Max sat on the toilet while I was in the shower, drinking her own caffeinated beverage and filling me in on the rest of her night. Sissy was not pleased that I’d left early with Holden, so I was sure I’d have a few dozen angry texts waiting for me this morning. I had no regrets.

Max and Richard had spent the entire time talking, and they’d exchanged numbers at the end of the night.

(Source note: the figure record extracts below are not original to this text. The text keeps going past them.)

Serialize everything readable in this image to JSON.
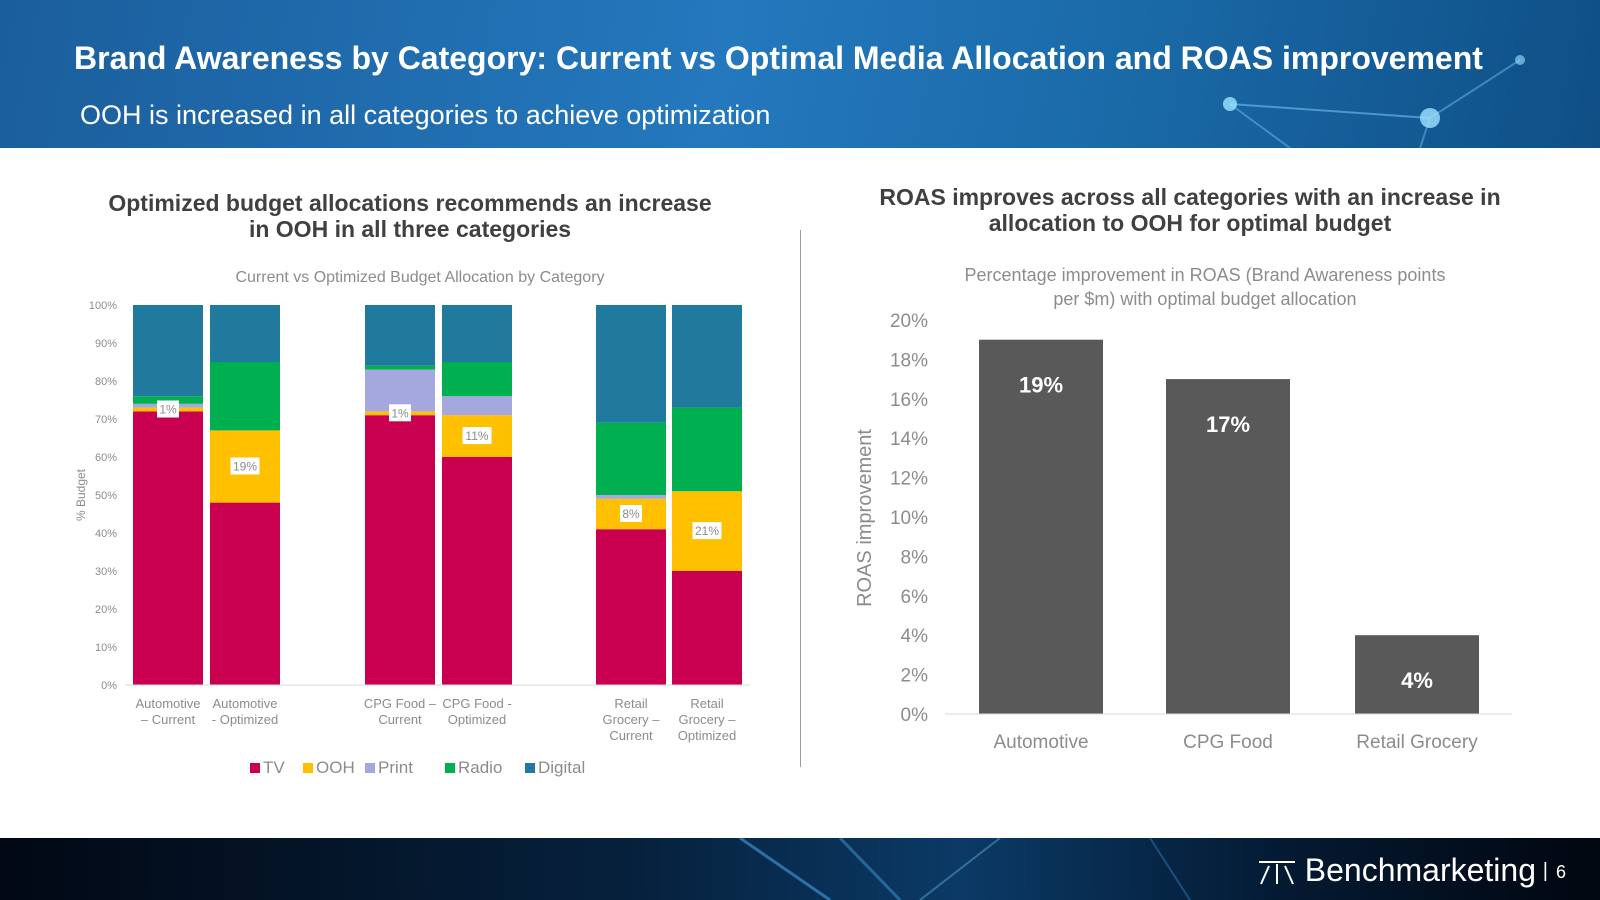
{
  "header": {
    "title": "Brand Awareness by Category: Current vs Optimal Media Allocation and ROAS improvement",
    "subtitle": "OOH is increased in all categories to achieve optimization"
  },
  "left_panel": {
    "heading_line1": "Optimized budget allocations recommends an increase",
    "heading_line2": "in OOH in all three categories"
  },
  "right_panel": {
    "heading_line1": "ROAS improves across all categories with an increase in",
    "heading_line2": "allocation to OOH for optimal budget"
  },
  "footer": {
    "brand": "Benchmarketing",
    "separator": "|",
    "page": "6"
  },
  "colors": {
    "TV": "#c8004f",
    "OOH": "#ffc000",
    "Print": "#a5a8dc",
    "Radio": "#00b050",
    "Digital": "#1f7a9e",
    "roas_bar": "#595959"
  },
  "chart_data": [
    {
      "type": "bar",
      "stacked": true,
      "title": "Current vs Optimized Budget Allocation by Category",
      "ylabel": "% Budget",
      "ylim": [
        0,
        100
      ],
      "yticks": [
        "0%",
        "10%",
        "20%",
        "30%",
        "40%",
        "50%",
        "60%",
        "70%",
        "80%",
        "90%",
        "100%"
      ],
      "categories": [
        [
          "Automotive",
          "– Current"
        ],
        [
          "Automotive",
          "- Optimized"
        ],
        [
          "CPG Food –",
          "Current"
        ],
        [
          "CPG Food -",
          "Optimized"
        ],
        [
          "Retail",
          "Grocery –",
          "Current"
        ],
        [
          "Retail",
          "Grocery –",
          "Optimized"
        ]
      ],
      "series": [
        {
          "name": "TV",
          "values": [
            72,
            48,
            71,
            60,
            41,
            30
          ]
        },
        {
          "name": "OOH",
          "values": [
            1,
            19,
            1,
            11,
            8,
            21
          ]
        },
        {
          "name": "Print",
          "values": [
            1,
            0,
            11,
            5,
            1,
            0
          ]
        },
        {
          "name": "Radio",
          "values": [
            2,
            18,
            1,
            9,
            19,
            22
          ]
        },
        {
          "name": "Digital",
          "values": [
            24,
            15,
            16,
            15,
            31,
            27
          ]
        }
      ],
      "data_labels": [
        "1%",
        "19%",
        "1%",
        "11%",
        "8%",
        "21%"
      ],
      "legend": "bottom",
      "grid": false
    },
    {
      "type": "bar",
      "title": "Percentage improvement in ROAS (Brand Awareness points per $m) with optimal budget allocation",
      "title_lines": [
        "Percentage improvement in ROAS (Brand Awareness points",
        "per $m) with optimal budget allocation"
      ],
      "ylabel": "ROAS improvement",
      "ylim": [
        0,
        20
      ],
      "yticks": [
        "0%",
        "2%",
        "4%",
        "6%",
        "8%",
        "10%",
        "12%",
        "14%",
        "16%",
        "18%",
        "20%"
      ],
      "categories": [
        "Automotive",
        "CPG Food",
        "Retail Grocery"
      ],
      "values": [
        19,
        17,
        4
      ],
      "data_labels": [
        "19%",
        "17%",
        "4%"
      ],
      "grid": false
    }
  ]
}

She seemed almost disappointed that he had asked for her number instead of out on a date.

They had not won the month at the chalet in Aspen, and Max said she heard a rumor that the winning bid was over twenty-five thousand dollars.

“I can’t believe you actually bid on it!” I shouted over the spray of the water. “Unless you have a trust fund that I don’t know about. What would you have done if we’d won?”

“Meh. I hadn’t thought that far ahead, honestly. Sell a kidney on the black market? I feel like one of my kidneys would be a real hot-ticket item. Doesn’t your liver grow back?” She didn’t wait for me to answer. “You’re missing the most important part of this story. I projected the right image as a casual — yet wealthy — jetsetter.”